I'm immensely pleased that Mary has had the grace and guts to defend herself in the manner that she has. Her combination of personal unflappability and a frank refusal to accept that women should face such misogyny is exactly what the situation merited. I refuse to accept that the kind of verbal abuse she has faced should be the inevitable consequence of an intelligent woman expressing her views on a television show, and the fastest way to stop it is for women to stand up for themselves when they encounter misogyny, and for the men in their lives to support them in doing so.

But let's take a moment to recall the points she actually made; her opinion was as valid as anyone else's on that show, and for it to disappear under the mire of internet trolling and insults that had absolutely nothing to do with the televised discussion is wrong.

On the subject of a new ruling to allow Romanians and Bulgarians free movement within the EU, she spoke about a report by by Boston Borough Council on economic migration in the area, and said that it was a myth that the economic migrants in Boston, Lincolnshire, were overrunning the town. She suggested that they were actually benefiting the borough, and that local public services could cope with the incoming migrants.

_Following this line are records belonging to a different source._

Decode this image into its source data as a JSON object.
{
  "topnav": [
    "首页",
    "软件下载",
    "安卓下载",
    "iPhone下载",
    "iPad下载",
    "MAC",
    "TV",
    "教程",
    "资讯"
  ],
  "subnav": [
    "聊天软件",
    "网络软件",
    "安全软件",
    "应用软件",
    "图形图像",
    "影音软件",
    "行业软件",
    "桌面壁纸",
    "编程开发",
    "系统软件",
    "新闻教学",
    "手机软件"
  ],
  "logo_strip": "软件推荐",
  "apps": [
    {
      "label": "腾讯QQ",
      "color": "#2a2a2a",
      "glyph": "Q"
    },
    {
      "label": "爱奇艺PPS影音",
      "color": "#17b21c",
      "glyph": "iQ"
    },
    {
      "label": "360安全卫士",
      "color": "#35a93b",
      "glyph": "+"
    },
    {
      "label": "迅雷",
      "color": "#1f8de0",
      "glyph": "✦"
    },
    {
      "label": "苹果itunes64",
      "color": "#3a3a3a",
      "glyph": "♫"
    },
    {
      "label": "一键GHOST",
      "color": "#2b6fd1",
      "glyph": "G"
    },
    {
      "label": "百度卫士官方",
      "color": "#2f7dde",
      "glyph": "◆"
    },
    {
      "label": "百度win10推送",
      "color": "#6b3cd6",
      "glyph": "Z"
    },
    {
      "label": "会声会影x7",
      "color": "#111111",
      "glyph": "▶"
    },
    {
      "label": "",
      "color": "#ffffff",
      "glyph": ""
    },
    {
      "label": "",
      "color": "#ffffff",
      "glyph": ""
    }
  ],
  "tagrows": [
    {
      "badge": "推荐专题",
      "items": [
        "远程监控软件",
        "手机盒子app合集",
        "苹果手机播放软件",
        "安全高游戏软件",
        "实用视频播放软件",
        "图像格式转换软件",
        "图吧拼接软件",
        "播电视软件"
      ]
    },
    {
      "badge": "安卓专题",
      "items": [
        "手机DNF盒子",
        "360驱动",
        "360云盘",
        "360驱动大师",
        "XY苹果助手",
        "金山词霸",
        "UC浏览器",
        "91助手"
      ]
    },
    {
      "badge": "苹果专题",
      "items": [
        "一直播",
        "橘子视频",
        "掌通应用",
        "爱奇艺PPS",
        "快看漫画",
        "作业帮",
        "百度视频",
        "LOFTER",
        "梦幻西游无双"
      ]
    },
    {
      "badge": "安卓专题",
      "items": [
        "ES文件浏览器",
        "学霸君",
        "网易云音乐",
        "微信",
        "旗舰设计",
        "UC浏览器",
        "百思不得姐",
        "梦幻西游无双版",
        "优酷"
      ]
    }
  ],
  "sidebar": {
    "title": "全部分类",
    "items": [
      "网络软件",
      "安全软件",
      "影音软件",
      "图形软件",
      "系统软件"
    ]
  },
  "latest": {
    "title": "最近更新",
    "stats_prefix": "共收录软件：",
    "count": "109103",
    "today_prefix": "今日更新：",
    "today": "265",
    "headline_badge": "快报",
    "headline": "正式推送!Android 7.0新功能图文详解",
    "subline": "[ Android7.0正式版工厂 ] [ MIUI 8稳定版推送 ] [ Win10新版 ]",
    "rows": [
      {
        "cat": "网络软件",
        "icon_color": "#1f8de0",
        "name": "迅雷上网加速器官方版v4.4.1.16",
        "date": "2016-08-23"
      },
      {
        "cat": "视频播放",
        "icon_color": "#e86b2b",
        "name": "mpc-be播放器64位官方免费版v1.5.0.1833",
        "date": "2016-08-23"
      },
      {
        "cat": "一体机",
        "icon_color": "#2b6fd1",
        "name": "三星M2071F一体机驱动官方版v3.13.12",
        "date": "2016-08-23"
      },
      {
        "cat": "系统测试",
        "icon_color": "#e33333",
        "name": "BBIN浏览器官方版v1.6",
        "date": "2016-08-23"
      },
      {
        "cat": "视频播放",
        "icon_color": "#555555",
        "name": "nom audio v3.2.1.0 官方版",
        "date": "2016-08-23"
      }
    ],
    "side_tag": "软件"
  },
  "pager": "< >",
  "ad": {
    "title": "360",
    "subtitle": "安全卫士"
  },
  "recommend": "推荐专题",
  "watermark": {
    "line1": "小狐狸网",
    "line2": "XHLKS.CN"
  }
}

And just so it's clear; in reposting what she said, I'm not registering my agreement or disagreement. My point is simply that, as an invited guest, she had as much right to contribute to the discussion, because unlike what her bullies loudly suggested, her looks have, again, absolutely nothing to do with the televised discussion.

Oh - and for what it's worth, I don't see anything wrong with Mary Beard's looks. Maybe it's irrelevant and even counter-productive to state that, but some of the defences I've seen for her have been, essentially, "she has the right to be ugly". That she does. But she isn't.